Akibat Yang Di Alami Indonesia Jika Es Kutub Mencair - Apa akibat bagi Indonesia jika es kutub mencair, mungkin sahabat bisa sedikit mengerenyitkan dahi bila seandainya dalam beberapa tahun kedepan es yang ada dikutub akan segera mencair dan menggenangi bumi. Sahabat harus tahu bahwa jumlah es diperkirakan mencapai 5 miliar kubik. National Geographic membuat sebuah peta interaktif. Peta memperlihatkan bahwa ketika seluruh es meleleh, permukaan laut akan semakin tinggi, banyak daratan hilang, pegunungan jadi pulau, dan manusia bakal merugi. Di peta wilayah Asia, bisa dilihat dampak melelehnya es kutub pada Indonesia. Terlihat, garis pantai lebih menjorok ke dalam. Artinya, daratan Indonesia akan berkurang secara signifikan dan berubah menjadi lautan.

Akibat Bagi Indonesia Jika Es Kutub Mencair

Dapat dilihat pula, wilayah laut Indonesia menjadi lebih "bersih". Artinya, banyak pulau-pulau di Indonesia yang akan hilang tenggelam. Wilayah Kalimantan sendiri akan kehilangan banyak daratan, membuat Indonesia kehilangan banyak wilayah hutan.

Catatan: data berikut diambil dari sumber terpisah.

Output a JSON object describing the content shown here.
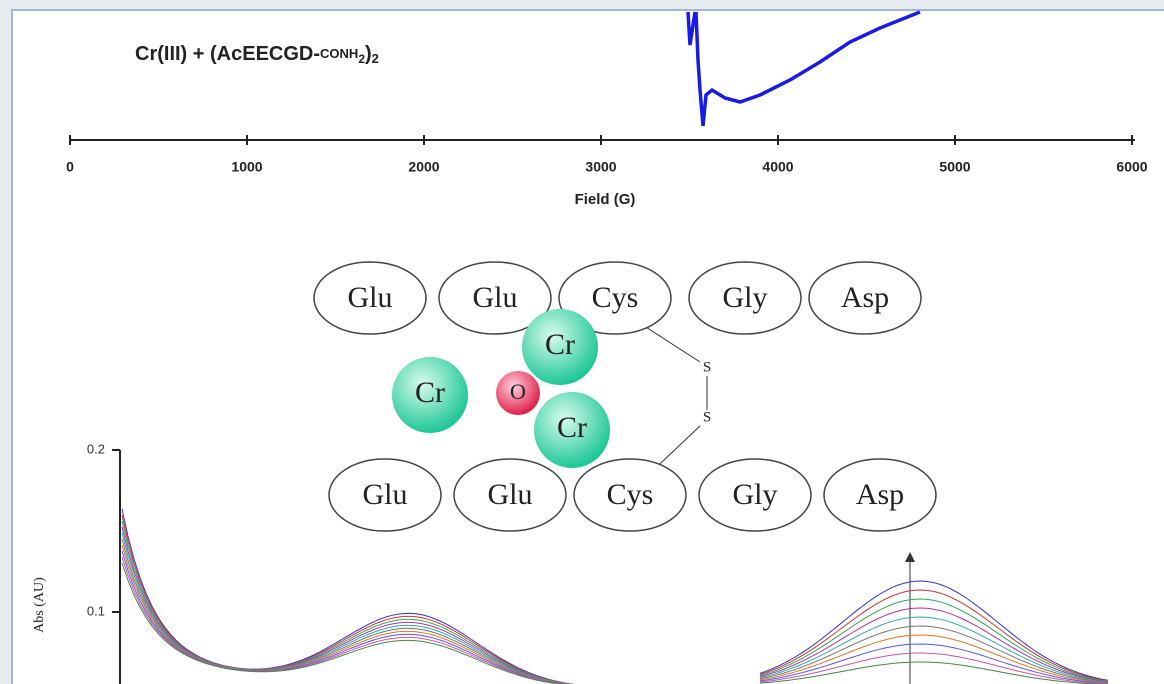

Dampak yang bisa dibayangkan, banyak spesies eksotik di Indonesia, seperti harimau sumatera, orangutan sumatera dan Kalimantan, serta banyak lagi, akan terganggu. Banyak masyarakat adat yang bergantung pada hutan akan semakin sulit untuk hidup. Peta juga memperkirakan apa yang akan terjadi pada wilayah Asia lain. Delta Sungai Mekong akan tergenang.

Dampaknya, wilayah China, India, dan Banglades akan banjir. Sebanyak 760 juta populasi, berdasarkan hitungan saat ini, akan dirugikan.Di wilayah Eropa, diperlihatkan bahwa dengan melelehnya seluruh es, London hanya akan menjadi kenangan. Begitu juga dengan Venesia, Belanda, dan Denmark. Di Amerika Utara, dampaknya ialah wilayah San Francisco yang akan menjadi kluster pulau.

Ilmuwan memperkirakan, mungkin butuh waktu lebih dari 5.000 tahun bagi semua es untuk meleleh. Namun, bila manusia terus memakai bahan bakar fosil dan beraktivitas seperti biasa hingga menambahkan triliunan ton karbon ke atmosfer, Bumi akan makin panas dan es meleleh cepat.

Bumi terakhir mengalami masa yang sangat panas dan bebas es pada 34 juta tahun lalu, zaman Eocene. Jika gas rumah kaca di atmosfer terus bertambah, bukan tidak mungkin masa itu terulang kembali. Untuk wilayah Antartika Barat saja, sejak tahun 1992, es sudah meleleh. Laporan National Geographic menyatakan bahwa jumlah es yang meleleh sekitar 65 juta metrik ton. Es di Greenland juga dilaporkan meleleh signifikan.